LEAWOOD, Kan — An alert bank employee helped prevent a grandmother from being duped out of $20,000.
It’s the latest example of a surge in “grandparent scams” that’s sweeping the nation. The con artists are even getting the attention of Congress.
The con works like this: A phone caller identifies themselves by name as the target’s grandchild. They say they’re in trouble and they beg for help. For a grandparent, the first instinct is to do whatever you can to prevent your family member from ending up behind bars.
This is exactly what happened to Carolyn Markey, 82, on Friday. She says the caller sounded like her 18-year-old grandson Josh. “Josh” claimed he was in Mexico and had been beaten. He was being held and faced jailtime if he couldn’t come up with $20,000.

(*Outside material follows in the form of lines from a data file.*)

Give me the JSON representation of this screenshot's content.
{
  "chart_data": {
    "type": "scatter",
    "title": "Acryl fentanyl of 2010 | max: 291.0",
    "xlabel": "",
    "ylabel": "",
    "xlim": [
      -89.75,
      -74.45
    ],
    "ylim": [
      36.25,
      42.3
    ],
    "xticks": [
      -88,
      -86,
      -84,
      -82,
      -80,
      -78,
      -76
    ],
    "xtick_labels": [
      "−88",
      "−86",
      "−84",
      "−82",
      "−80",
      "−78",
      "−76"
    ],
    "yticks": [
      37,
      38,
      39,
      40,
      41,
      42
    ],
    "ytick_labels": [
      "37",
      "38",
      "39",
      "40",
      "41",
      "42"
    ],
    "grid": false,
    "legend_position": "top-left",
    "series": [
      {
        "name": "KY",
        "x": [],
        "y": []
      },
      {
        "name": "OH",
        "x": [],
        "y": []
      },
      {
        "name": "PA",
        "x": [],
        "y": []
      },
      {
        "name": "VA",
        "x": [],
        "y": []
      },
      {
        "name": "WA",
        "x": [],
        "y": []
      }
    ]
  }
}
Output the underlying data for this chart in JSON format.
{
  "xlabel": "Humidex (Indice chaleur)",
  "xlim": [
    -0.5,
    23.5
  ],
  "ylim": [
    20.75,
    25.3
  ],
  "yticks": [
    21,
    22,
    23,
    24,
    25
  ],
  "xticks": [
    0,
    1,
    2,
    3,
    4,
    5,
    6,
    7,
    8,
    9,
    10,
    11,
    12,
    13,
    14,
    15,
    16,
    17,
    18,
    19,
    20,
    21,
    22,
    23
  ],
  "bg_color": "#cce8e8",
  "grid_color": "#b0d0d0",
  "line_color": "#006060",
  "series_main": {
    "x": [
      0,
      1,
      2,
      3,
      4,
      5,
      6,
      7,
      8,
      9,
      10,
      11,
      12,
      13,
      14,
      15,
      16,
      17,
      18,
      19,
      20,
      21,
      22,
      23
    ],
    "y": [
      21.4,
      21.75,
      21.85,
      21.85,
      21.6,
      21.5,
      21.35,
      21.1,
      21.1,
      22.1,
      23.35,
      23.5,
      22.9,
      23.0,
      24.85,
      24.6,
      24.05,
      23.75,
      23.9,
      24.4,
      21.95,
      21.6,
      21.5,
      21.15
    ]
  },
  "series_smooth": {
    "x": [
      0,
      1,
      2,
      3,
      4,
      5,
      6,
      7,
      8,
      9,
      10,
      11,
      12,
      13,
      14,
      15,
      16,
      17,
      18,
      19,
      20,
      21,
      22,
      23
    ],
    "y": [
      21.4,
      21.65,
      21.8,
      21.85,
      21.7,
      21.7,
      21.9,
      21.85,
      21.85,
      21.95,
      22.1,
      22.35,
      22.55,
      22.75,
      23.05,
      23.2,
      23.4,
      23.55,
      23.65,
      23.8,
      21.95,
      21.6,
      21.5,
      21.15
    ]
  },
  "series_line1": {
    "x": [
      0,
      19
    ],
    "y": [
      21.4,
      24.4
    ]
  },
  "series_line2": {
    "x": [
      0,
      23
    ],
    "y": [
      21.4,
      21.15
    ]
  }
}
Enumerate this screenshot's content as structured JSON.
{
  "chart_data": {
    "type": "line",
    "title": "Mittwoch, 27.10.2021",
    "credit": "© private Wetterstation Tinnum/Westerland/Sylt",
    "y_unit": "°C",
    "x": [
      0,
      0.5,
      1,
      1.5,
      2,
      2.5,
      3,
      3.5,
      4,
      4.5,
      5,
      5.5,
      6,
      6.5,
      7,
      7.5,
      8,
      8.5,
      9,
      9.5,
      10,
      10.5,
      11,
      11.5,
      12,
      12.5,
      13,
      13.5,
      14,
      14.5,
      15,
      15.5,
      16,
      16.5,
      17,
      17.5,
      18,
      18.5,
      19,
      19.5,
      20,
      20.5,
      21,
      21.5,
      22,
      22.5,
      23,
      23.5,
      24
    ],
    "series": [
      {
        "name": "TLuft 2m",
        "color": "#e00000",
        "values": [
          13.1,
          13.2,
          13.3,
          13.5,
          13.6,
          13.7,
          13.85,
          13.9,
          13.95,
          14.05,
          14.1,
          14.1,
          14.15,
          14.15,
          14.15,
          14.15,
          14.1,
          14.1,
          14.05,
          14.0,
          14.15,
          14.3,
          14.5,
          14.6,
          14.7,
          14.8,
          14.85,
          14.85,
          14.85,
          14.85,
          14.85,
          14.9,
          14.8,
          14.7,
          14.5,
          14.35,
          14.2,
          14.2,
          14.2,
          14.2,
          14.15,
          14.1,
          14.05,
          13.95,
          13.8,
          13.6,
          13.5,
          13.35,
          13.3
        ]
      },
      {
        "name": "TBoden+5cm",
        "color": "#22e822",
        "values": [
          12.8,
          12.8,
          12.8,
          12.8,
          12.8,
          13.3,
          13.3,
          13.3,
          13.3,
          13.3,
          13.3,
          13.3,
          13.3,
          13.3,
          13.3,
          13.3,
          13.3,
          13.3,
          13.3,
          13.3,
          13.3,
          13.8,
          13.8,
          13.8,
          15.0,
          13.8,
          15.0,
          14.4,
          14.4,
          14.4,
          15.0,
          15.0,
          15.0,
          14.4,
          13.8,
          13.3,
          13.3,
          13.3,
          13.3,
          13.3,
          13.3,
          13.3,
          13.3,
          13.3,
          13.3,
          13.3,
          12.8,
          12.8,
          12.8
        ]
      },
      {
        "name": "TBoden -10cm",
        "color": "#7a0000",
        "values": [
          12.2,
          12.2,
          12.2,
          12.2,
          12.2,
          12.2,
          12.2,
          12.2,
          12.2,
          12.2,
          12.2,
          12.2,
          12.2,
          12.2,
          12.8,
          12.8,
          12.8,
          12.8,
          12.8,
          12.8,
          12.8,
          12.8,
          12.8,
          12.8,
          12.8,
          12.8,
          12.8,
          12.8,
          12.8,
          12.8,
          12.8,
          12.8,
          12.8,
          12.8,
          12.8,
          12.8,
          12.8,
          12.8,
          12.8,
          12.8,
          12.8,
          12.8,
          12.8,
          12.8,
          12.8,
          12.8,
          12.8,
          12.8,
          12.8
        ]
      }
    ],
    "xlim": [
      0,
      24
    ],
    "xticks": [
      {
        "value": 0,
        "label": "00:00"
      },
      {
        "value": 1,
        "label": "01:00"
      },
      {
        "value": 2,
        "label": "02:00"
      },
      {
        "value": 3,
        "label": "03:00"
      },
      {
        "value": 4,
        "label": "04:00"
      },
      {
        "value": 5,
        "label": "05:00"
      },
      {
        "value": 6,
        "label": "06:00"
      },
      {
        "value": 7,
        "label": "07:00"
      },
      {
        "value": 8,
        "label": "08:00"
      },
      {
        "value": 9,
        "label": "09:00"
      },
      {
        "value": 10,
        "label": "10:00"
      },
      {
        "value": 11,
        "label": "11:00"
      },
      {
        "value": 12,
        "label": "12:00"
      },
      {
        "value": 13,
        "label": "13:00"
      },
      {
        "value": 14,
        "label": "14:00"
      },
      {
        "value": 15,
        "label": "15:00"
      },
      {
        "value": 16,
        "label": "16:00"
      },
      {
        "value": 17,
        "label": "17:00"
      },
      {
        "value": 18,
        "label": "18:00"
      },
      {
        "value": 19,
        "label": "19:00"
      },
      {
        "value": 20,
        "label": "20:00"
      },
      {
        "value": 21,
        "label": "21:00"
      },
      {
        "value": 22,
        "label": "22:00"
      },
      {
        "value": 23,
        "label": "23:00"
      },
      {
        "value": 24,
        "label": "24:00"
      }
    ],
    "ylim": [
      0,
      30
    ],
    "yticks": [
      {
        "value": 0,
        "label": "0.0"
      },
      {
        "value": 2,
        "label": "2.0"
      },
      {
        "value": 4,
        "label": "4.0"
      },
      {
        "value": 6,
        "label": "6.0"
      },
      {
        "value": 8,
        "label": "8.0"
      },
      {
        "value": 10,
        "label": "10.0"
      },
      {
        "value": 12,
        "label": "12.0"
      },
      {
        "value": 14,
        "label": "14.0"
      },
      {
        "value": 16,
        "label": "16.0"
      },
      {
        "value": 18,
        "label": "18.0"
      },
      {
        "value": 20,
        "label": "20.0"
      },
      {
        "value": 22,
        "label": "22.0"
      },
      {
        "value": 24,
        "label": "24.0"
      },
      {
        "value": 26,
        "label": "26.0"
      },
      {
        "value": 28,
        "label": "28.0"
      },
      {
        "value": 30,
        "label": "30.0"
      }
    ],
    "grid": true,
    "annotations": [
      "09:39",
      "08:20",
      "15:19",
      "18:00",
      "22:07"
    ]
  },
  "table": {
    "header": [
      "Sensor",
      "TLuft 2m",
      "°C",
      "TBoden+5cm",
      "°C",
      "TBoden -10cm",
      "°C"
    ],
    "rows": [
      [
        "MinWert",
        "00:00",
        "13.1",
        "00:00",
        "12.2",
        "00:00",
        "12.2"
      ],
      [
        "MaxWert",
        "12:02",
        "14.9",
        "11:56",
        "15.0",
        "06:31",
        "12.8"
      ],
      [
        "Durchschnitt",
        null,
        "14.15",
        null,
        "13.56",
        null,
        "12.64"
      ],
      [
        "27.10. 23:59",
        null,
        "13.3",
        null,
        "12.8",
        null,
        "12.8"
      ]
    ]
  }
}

Markey says she rushed to her bank to take out a loan for Josh, but an alert bank worker recognized the age-old scam.
“The first thing I thought of is, ‘I’ve got to get him out of there,'” Markey said. “And it kind of turned off my rational thinking.”
Markey received four or five calls that day from a number that showed up as unavailable on caller ID.
She later called Josh’s mother and learned that the teen wasn’t in Mexico, but safe and sound here in the United States.
The Federal Trade Commission says so-called imposter scams have doubled in the last five years, costing Americans more that $73 million a year. The con artists prey on senior citizens who often have nest eggs or excellent credit to help a relative in trouble.
Markey says alarm bells should have went off in her head when the caller insisted that the situation remain a secret and that she should not tell anyone about it. She’s thankful she did not follow that advice and told her bank and filed a police report.